Élevage

Une analyse d’eau conforme par an

Spécialiste de la question au GDS Bretagne, Félix Mahé aborde la notion de qualité de l’eau en élevage. Si l’enjeu sur la santé et les performances des animaux est fort, il n’existe pas de normes réglementaires spécifiques aux différentes espèces.

En élevage, excepté en volaille de ponte, il n’y a pas de normes réglementaires à proprement parler concernant la qualité de l’eau, démarre Félix Mahé. « Mais comme elles existent en humaine, précisées par arrêté ministériel, les filières de productions animales s’en inspirent. » Ainsi, tous les éleveurs doivent pouvoir présenter une analyse d’eau « conforme » par an a minima.

En volaille de chair, en bovins ou en porc, cette obligation est généralement notifiée dans les cahiers des charges des filières ou des groupements comme la Charte des bonnes pratiques par exemple. « En volaille de ponte, c’est obligatoire dans le cadre de la charte sanitaire, contrat entre le propriétaire des animaux  et l’État.

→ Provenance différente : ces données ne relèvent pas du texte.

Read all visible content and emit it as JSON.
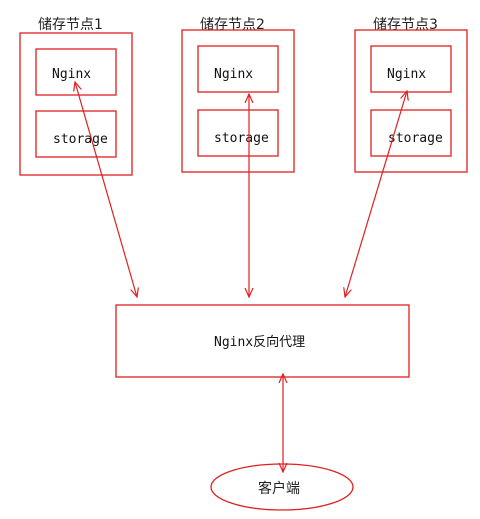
{
  "nodes": [
    {
      "title": "储存节点1",
      "nginx": "Nginx",
      "storage": "storage"
    },
    {
      "title": "储存节点2",
      "nginx": "Nginx",
      "storage": "storage"
    },
    {
      "title": "储存节点3",
      "nginx": "Nginx",
      "storage": "storage"
    }
  ],
  "proxy": {
    "label": "Nginx反向代理"
  },
  "client": {
    "label": "客户端"
  },
  "colors": {
    "line": "#e02020",
    "text": "#222222"
  }
}
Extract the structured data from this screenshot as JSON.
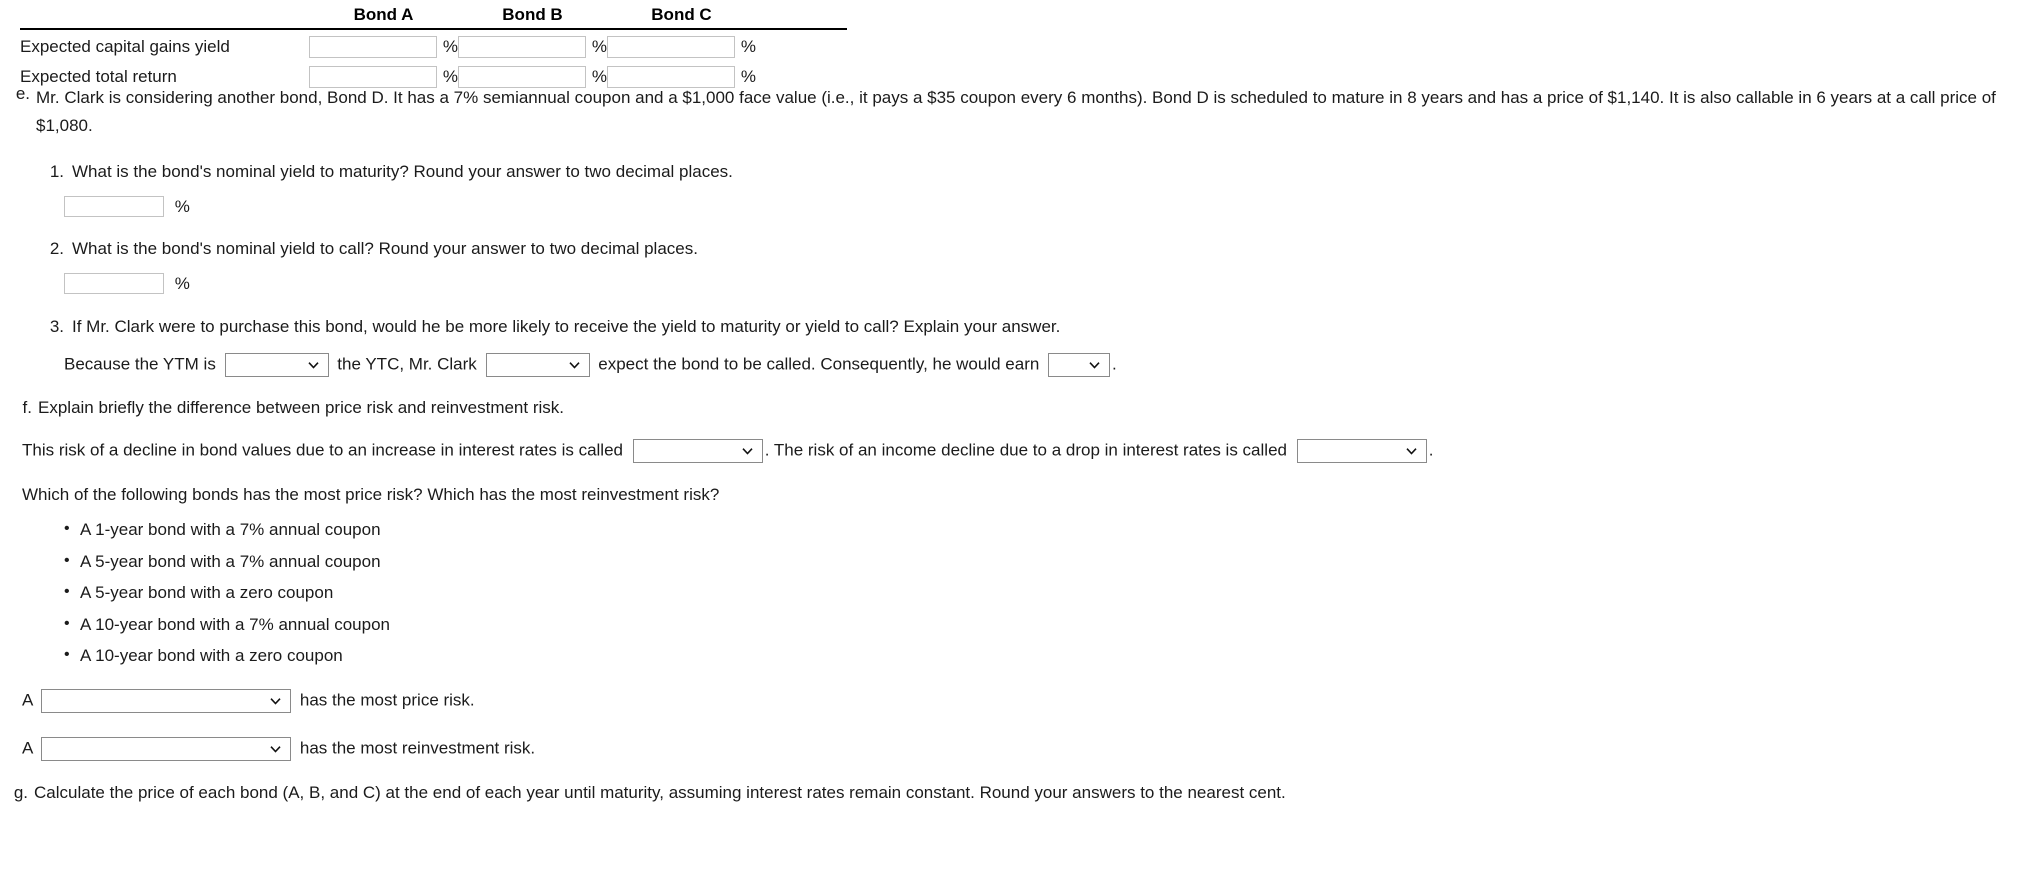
{
  "table": {
    "column_headers": [
      "",
      "Bond A",
      "Bond B",
      "Bond C"
    ],
    "rows": [
      {
        "label": "Expected capital gains yield",
        "values": [
          "",
          "",
          ""
        ],
        "unit": "%"
      },
      {
        "label": "Expected total return",
        "values": [
          "",
          "",
          ""
        ],
        "unit": "%"
      }
    ],
    "unit_symbol": "%"
  },
  "section_e": {
    "marker": "e.",
    "text": "Mr. Clark is considering another bond, Bond D. It has a 7% semiannual coupon and a $1,000 face value (i.e., it pays a $35 coupon every 6 months). Bond D is scheduled to mature in 8 years and has a price of $1,140. It is also callable in 6 years at a call price of $1,080.",
    "items": [
      {
        "marker": "1.",
        "text": "What is the bond's nominal yield to maturity? Round your answer to two decimal places.",
        "answer_value": "",
        "unit": "%"
      },
      {
        "marker": "2.",
        "text": "What is the bond's nominal yield to call? Round your answer to two decimal places.",
        "answer_value": "",
        "unit": "%"
      },
      {
        "marker": "3.",
        "text": "If Mr. Clark were to purchase this bond, would he be more likely to receive the yield to maturity or yield to call? Explain your answer.",
        "sentence": {
          "part1": "Because the YTM is",
          "dropdown1_value": "",
          "part2": "the YTC, Mr. Clark",
          "dropdown2_value": "",
          "part3": "expect the bond to be called. Consequently, he would earn",
          "dropdown3_value": "",
          "part4": "."
        }
      }
    ]
  },
  "section_f": {
    "marker": "f.",
    "text": "Explain briefly the difference between price risk and reinvestment risk.",
    "risk_sentence": {
      "part1": "This risk of a decline in bond values due to an increase in interest rates is called",
      "dropdown1_value": "",
      "part2": ". The risk of an income decline due to a drop in interest rates is called",
      "dropdown2_value": "",
      "part3": "."
    },
    "question": "Which of the following bonds has the most price risk? Which has the most reinvestment risk?",
    "bonds": [
      "A 1-year bond with a 7% annual coupon",
      "A 5-year bond with a 7% annual coupon",
      "A 5-year bond with a zero coupon",
      "A 10-year bond with a 7% annual coupon",
      "A 10-year bond with a zero coupon"
    ],
    "price_risk_answer": {
      "prefix": "A",
      "dropdown_value": "",
      "suffix": "has the most price risk."
    },
    "reinvestment_risk_answer": {
      "prefix": "A",
      "dropdown_value": "",
      "suffix": "has the most reinvestment risk."
    }
  },
  "section_g": {
    "marker": "g.",
    "text": "Calculate the price of each bond (A, B, and C) at the end of each year until maturity, assuming interest rates remain constant. Round your answers to the nearest cent."
  },
  "icons": {
    "chevron_down": "chevron-down-icon"
  },
  "colors": {
    "text": "#1b1b1b",
    "rule": "#000000",
    "input_border": "#c3c3c3",
    "select_border": "#8a8a8a"
  }
}
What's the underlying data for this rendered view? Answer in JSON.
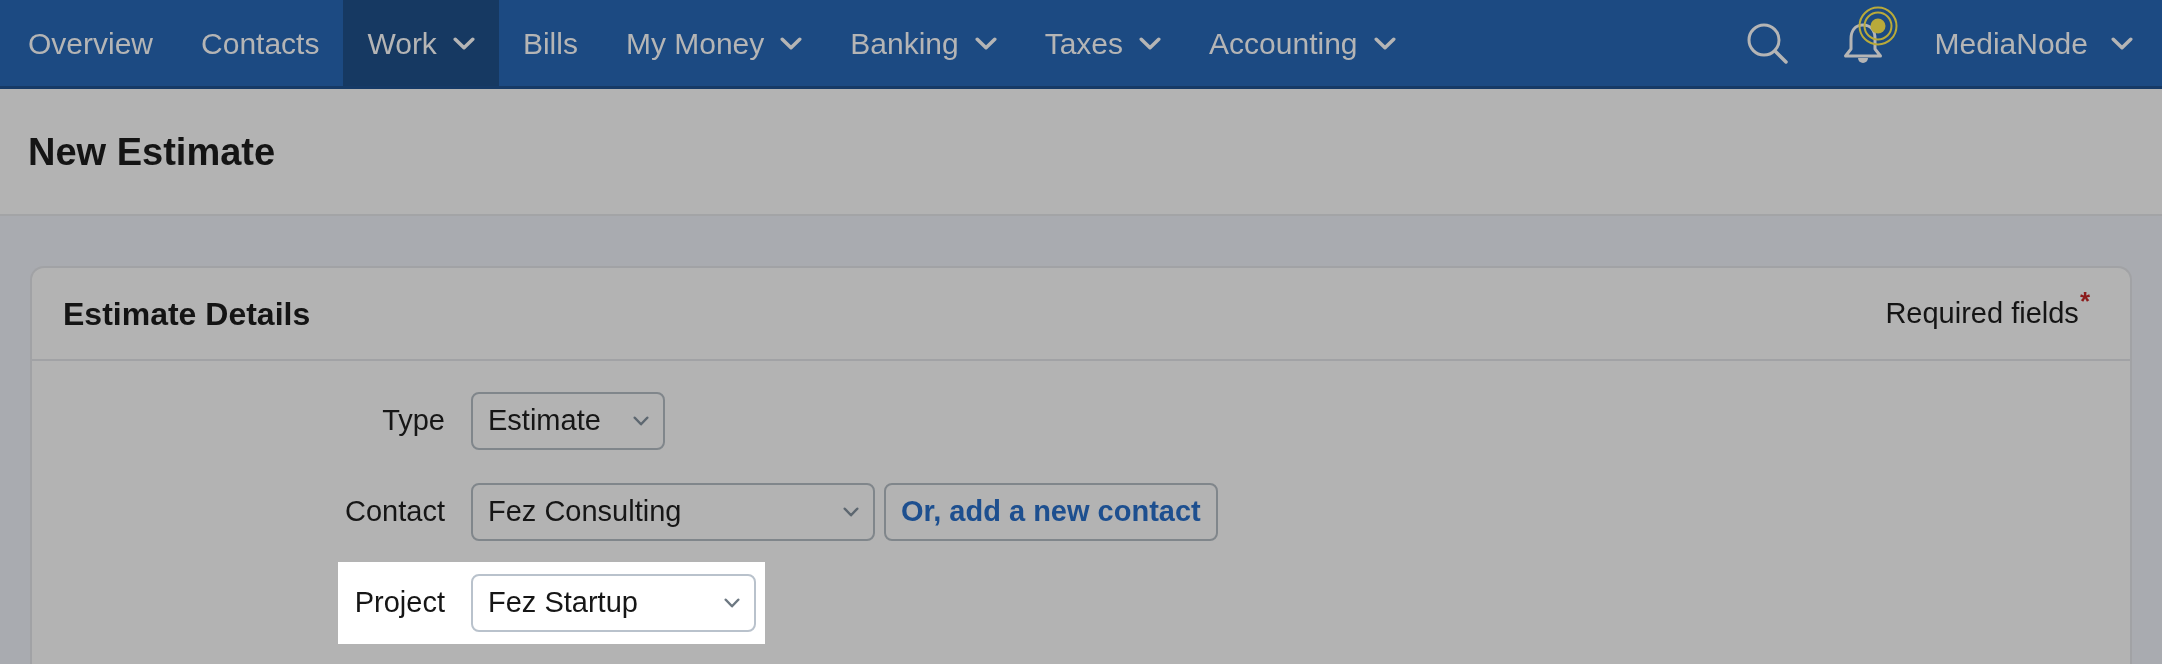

Et s’il y a utilisation d’un réseau privé, c’est même deux analyses annuelles exigées », précise le référent technique qualité de l’eau au GDS Bretagne.

Une eau conforme potable autour de la traite

Une analyse « classique », réduite, est généralement suffisante. Chez un producteur de lait, le prélèvement doit être réalisé au plus près de la laiterie car l’industrie s’intéresse avant tout à la « potabilité » conformité de l’eau pour le lavage de l’installation de traite et du tank afin de protéger le lait de tout risque de contamination. Alors qu’en porc ou en volaille, en testant l’eau des pipettes ou en bout de ligne, on se penche sur la qualité de l’eau bue par les animaux.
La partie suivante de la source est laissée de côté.